I think 20v engines are so in demand these days, importers dont even need to bother with a comp/leak down because people will pay up the arse reguardless.
My engine only shakes after warming up. Can someone tell me what it might be? I know there are some smart people here. The vehicle barley moves when pressing the gas, smoke or steam coming out of the exhaust pipe, etc. The water pump went bad and I replaced it. I think I had a blown head gasket. I used gasket sealer and the smoke reduced almost completely but when I first turn the vehicle on a puff of smoke comes out. No check engine light. The temperature guage does not go up enough when my scan tool shows a much higher temperature. The engine is knocking. When I remove the upstream oxygen sensors I hear something like clunking or air quickly releasing from the exhaust valve when it shouldn't, on the side that shakes the most. I would really appreciate advice, suggestions, etc. Thank you.
I agree with what you said, must do all 3 tests. Do you like to do compression test at normal operating temperature? Nice video.
I go by the FSM. They differ between engines ie S2000 Honda wants you to perform the tests on a cold engine.
@@CMAutohaus I was taught that the cold test is the more accurate. As the air gets warmer, the pressure increases (Bolyes law). Also, metallic components expand, closing metal to metal gaps. A cold test is therefore the purest test but there is no reason why you cannot undertake both cold and warm tests. There is a YT video of someone who had good readings on all cylinders on the warm test but had one cylinder seriously bad, at only 70psi, on a cold test, indicating the early onset of a problem.
Hey brother quick question if that’s ok did dry test two cylinders at 135 (1 and 2) and 185 (3 and 4) wet test (1 and 2 ) when up to 185 problem with the block…? But what are the chances to be rings only….? Car over heat I did the head gasket leak test was 100% good nothing on the radiator the car is a mini 2011 1.6 nine turbo. Thank you
couldn't you just have pulled the EFI main to disable the fuel system instead of unhooking the fuel pump?
How much u charge for all 3 tests per cylinder ?
Wet compression test on subaru motors, how do you make sure the oil poured into the cylinder coats the whole piston ring? Do I just turn the motor over and that will be enough movement to coat the rings?
Also, is it okay to do a compression test on a motor outside of the car that doesn't have oil in it?
I have a vw beetle boxer engine, and I used a long nosed air gun to move the oil around the cylinder. Seemed to work OK.
Do u take all plugs out or one at a time
what size is your compressor
How to test oil rings ?
Does anybody know what can cause an engine to suddenly start eating spark plugs
When you do compression and leak down do you leave all spark plugs out or put them back in as you go?

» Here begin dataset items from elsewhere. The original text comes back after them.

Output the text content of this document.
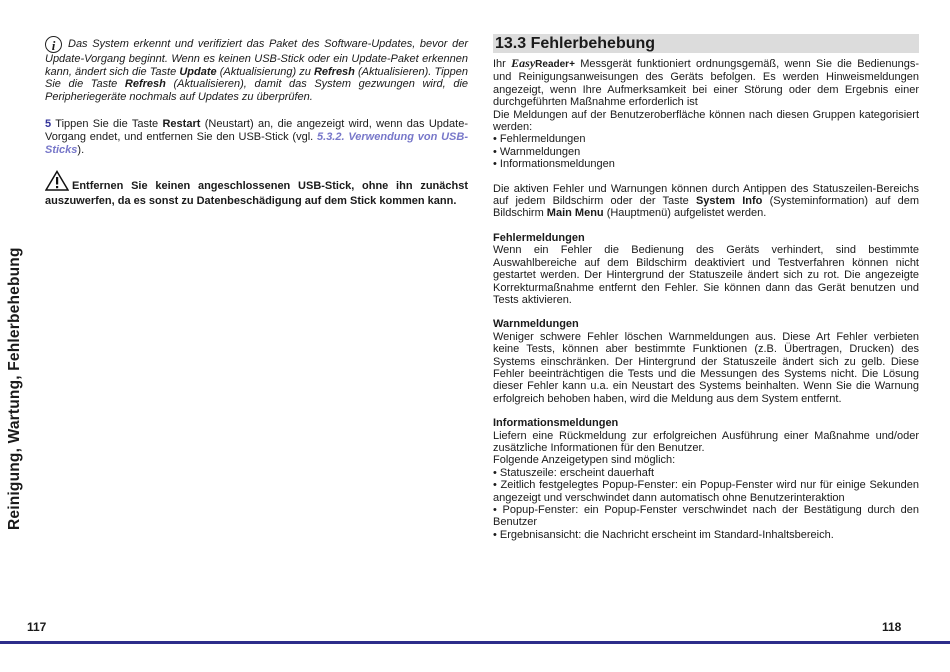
Reinigung, Wartung, Fehlerbehebung
i Das System erkennt und verifiziert das Paket des Software-Updates, bevor der Update-Vorgang beginnt. Wenn es keinen USB-Stick oder ein Update-Paket erkennen kann, ändert sich die Taste Update (Aktualisierung) zu Refresh (Aktualisieren). Tippen Sie die Taste Refresh (Aktualisieren), damit das System gezwungen wird, die Peripheriegeräte nochmals auf Updates zu überprüfen.
5 Tippen Sie die Taste Restart (Neustart) an, die angezeigt wird, wenn das Update-Vorgang endet, und entfernen Sie den USB-Stick (vgl. 5.3.2. Verwendung von USB-Sticks).
Entfernen Sie keinen angeschlossenen USB-Stick, ohne ihn zunächst auszuwerfen, da es sonst zu Datenbeschädigung auf dem Stick kommen kann.
13.3 Fehlerbehebung
Ihr EasyReader+ Messgerät funktioniert ordnungsgemäß, wenn Sie die Bedienungs- und Reinigungsanweisungen des Geräts befolgen. Es werden Hinweismeldungen angezeigt, wenn Ihre Aufmerksamkeit bei einer Störung oder dem Ergebnis einer durchgeführten Maßnahme erforderlich ist
Die Meldungen auf der Benutzeroberfläche können nach diesen Gruppen kategorisiert werden:
• Fehlermeldungen
• Warnmeldungen
• Informationsmeldungen
Die aktiven Fehler und Warnungen können durch Antippen des Statuszeilen-Bereichs auf jedem Bildschirm oder der Taste System Info (Systeminformation) auf dem Bildschirm Main Menu (Hauptmenü) aufgelistet werden.
Fehlermeldungen
Wenn ein Fehler die Bedienung des Geräts verhindert, sind bestimmte Auswahlbereiche auf dem Bildschirm deaktiviert und Testverfahren können nicht gestartet werden. Der Hintergrund der Statuszeile ändert sich zu rot. Die angezeigte Korrekturmaßnahme entfernt den Fehler. Sie können dann das Gerät benutzen und Tests aktivieren.
Warnmeldungen
Weniger schwere Fehler löschen Warnmeldungen aus. Diese Art Fehler verbieten keine Tests, können aber bestimmte Funktionen (z.B. Übertragen, Drucken) des Systems einschränken. Der Hintergrund der Statuszeile ändert sich zu gelb. Diese Fehler beeinträchtigen die Tests und die Messungen des Systems nicht. Die Lösung dieser Fehler kann u.a. ein Neustart des Systems beinhalten. Wenn Sie die Warnung erfolgreich behoben haben, wird die Meldung aus dem System entfernt.
Informationsmeldungen
Liefern eine Rückmeldung zur erfolgreichen Ausführung einer Maßnahme und/oder zusätzliche Informationen für den Benutzer.
Folgende Anzeigetypen sind möglich:
• Statuszeile: erscheint dauerhaft
• Zeitlich festgelegtes Popup-Fenster: ein Popup-Fenster wird nur für einige Sekunden angezeigt und verschwindet dann automatisch ohne Benutzerinteraktion
• Popup-Fenster: ein Popup-Fenster verschwindet nach der Bestätigung durch den Benutzer
• Ergebnisansicht: die Nachricht erscheint im Standard-Inhaltsbereich.
117	118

Leave them all out the entire test
I did dry compression and one cylinder was 15psi lower than the rest. I did a wet compression on that cylinder and brought it up to exactly the same as the other cylinders. Anything I can do to improve or just let it ride?
15 psi isnt much. Id do a leak down and see where the compression loss is comming from.
@@CMAutohaus thanks
Which model snapon leak down tester is this.
You hear it in the oil filler because of the Positive crankcase ventilation valve.
Hi, the wet reading on one of the cylinders is lower than dry reading..what could be the inference..?
I have done dry & wet compression test on my VW Polo 1.2 TDI..the reading is lower in the wet test than the dry test on cylinder number 3..?
Dry:
1 - 26.7 (Bar)
2 - 26.5
3 - 27.8
Wet:
1 - 27.6
2 - 26.7
3 - 26.3
I'd do a leak down test. Something may be wrong with the head or head gasket
👍🏻
When I saw that he did the test without setting the tool gauge to zero first on the leaking gauge i stopped watching it.
12 volt system,12 volts is a dead battery...🤔
Approx 12.6v is a full battery. 14.7v is charging system volatge. Some cars wont even start with a battery with 12.0v
You didn’t zero gauges. So entire video was invalid results sir.
He didn't even set his gauge for the leak down. This guy doesn't understand the system... keep looking for how to do correctly.